Há dias uma amiga comentava comigo, com algumas notas de horror e nojo, algo que tinha visto na televisão. "Agora até nos querem pôr a comer insectos.", dizia. As Nações Unidas tinham-nos apontado como uma alternativa para alimentar uma população mundial cada vez mais numerosa. Não tinha visto, mas andei à procura e fiquei mais informada.

Já em várias ocasiões comi insectos intencionalmente. E digo intencionalmente pois já todos comemos muitos sem dar por isso, misturados com outros alimentos. Mas compreendo que para muita gente seja uma barreira difícil de transpor.

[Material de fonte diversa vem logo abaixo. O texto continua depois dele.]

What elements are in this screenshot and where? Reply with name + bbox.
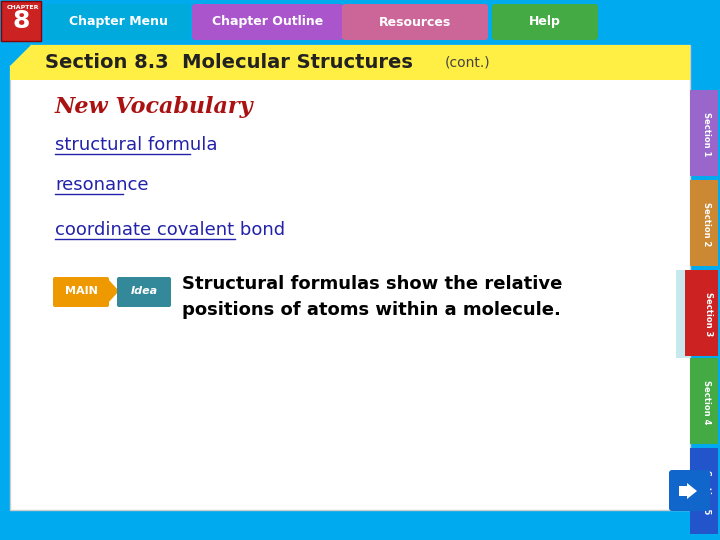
FancyBboxPatch shape — [685, 270, 718, 356]
FancyBboxPatch shape — [690, 358, 718, 444]
Text: Structural formulas show the relative
positions of atoms within a molecule.: Structural formulas show the relative po… — [182, 275, 562, 319]
FancyBboxPatch shape — [690, 448, 718, 534]
Text: Chapter Outline: Chapter Outline — [212, 16, 323, 29]
FancyBboxPatch shape — [117, 277, 171, 307]
FancyBboxPatch shape — [690, 90, 718, 176]
FancyBboxPatch shape — [53, 277, 109, 307]
Text: MAIN: MAIN — [65, 286, 97, 296]
Text: 8: 8 — [12, 9, 30, 33]
Text: CHAPTER: CHAPTER — [7, 5, 40, 10]
Text: structural formula: structural formula — [55, 136, 217, 154]
FancyBboxPatch shape — [669, 470, 710, 511]
Text: (cont.): (cont.) — [445, 56, 490, 70]
Text: Help: Help — [529, 16, 561, 29]
FancyBboxPatch shape — [10, 45, 690, 80]
Text: Section 3: Section 3 — [703, 292, 713, 336]
FancyArrow shape — [679, 483, 697, 499]
FancyBboxPatch shape — [690, 180, 718, 266]
FancyBboxPatch shape — [45, 4, 191, 40]
Text: Section 5: Section 5 — [701, 470, 711, 514]
Text: Section 4: Section 4 — [701, 380, 711, 424]
Text: resonance: resonance — [55, 176, 148, 194]
FancyBboxPatch shape — [1, 1, 41, 41]
FancyBboxPatch shape — [192, 4, 343, 40]
Text: coordinate covalent bond: coordinate covalent bond — [55, 221, 285, 239]
Text: Resources: Resources — [379, 16, 451, 29]
Text: Section 2: Section 2 — [701, 202, 711, 246]
FancyBboxPatch shape — [342, 4, 488, 40]
Text: Section 8.3  Molecular Structures: Section 8.3 Molecular Structures — [45, 53, 413, 72]
Text: New Vocabulary: New Vocabulary — [55, 96, 253, 118]
FancyArrow shape — [107, 278, 119, 304]
Text: Chapter Menu: Chapter Menu — [68, 16, 168, 29]
Polygon shape — [10, 45, 30, 65]
FancyBboxPatch shape — [492, 4, 598, 40]
Text: Section 1: Section 1 — [701, 112, 711, 156]
FancyBboxPatch shape — [676, 270, 690, 358]
FancyBboxPatch shape — [10, 45, 690, 510]
Text: Idea: Idea — [130, 286, 158, 296]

O ano passado até fiz uma brincadeira com os meus alunos, um desafio a ultrapassarem essa barreira. Ofereci-lhes estes para provarem:

Todos o fizeram. Sem problemas.

Uns dias depois da dita conversa com a minha amiga, recebi informação sobre um debate que iria acontecer no Pavilhão do Conhecimento - Ciência Viva:

FUTURING

Mesa para 10 000 000 000 | 24 Maio

Como imagina a nossa comida daqui a 100 anos? Com o crescimento da população mundial, a pressão crescente sobre os recursos e o desperdício de alimentos, seremos capazes de criar receitas para alimentar o mundo? Inventaremos novos alimentos? Ou recorreremos a outros menos convencionais como insectos, algas ou carne in vitro?

E mais, prometiam:

Descubra o que é que o mundo come e prove o que poderão ser os alimentos do futuro… insectos, algas e muito mais!

Lá fui descobrir como seria o futuro da alimentação. Para aconchegarmos o estômago antes da discussão, os insectos eram o prato forte.

Estes tenébrios (que estavam bem vivos e irrequietos) foram, depois de violentamente imobilizados, as vedetas em canapés e bolos:

 

Para os mais afoitos propunha-se uma prova de tenébrios vivos. E porque não?

Estes simpáticos grilos, foram servidos cobertos de chocolate:

Algumas pessoas não conseguiram ultrapassar a barreira, mas acho que a maioria provou estas iguarias.
Ainda não comi possivelmente o insecto certo, a formiga saúva do D.O.M. ou as primas escandinavas do NOMA. Talvez assim ficasse rendida. Os que comi não me deixaram memórias (boas ou más), pura e simplesmente não sabiam a nada. Umas "palhinhas" estaladiça (ou nem tanto, no caso dos tenébrios crus), mas não mais do que isso.
Serão nutritivos, serão alimentos mais sustentáveis... imagino que sim. Teremos que recorrer a eles... pode ser que sim. Mas para serem de facto fonte de proteínas, aí terão que ser mesmo o prato forte. Se os comeremos? Pois "todo o burro come palha"... mas tal como no caso desta, também no caso do insectos, o cerne da questão é o resto do ditado "a questão é saber dar-lha".
São interessantes estas discussões e estas análises do futuro da alimentação, mas faz-me sempre alguma confusão ser normalmente esquecido um aspecto que considero fundamental - é importante ser bom.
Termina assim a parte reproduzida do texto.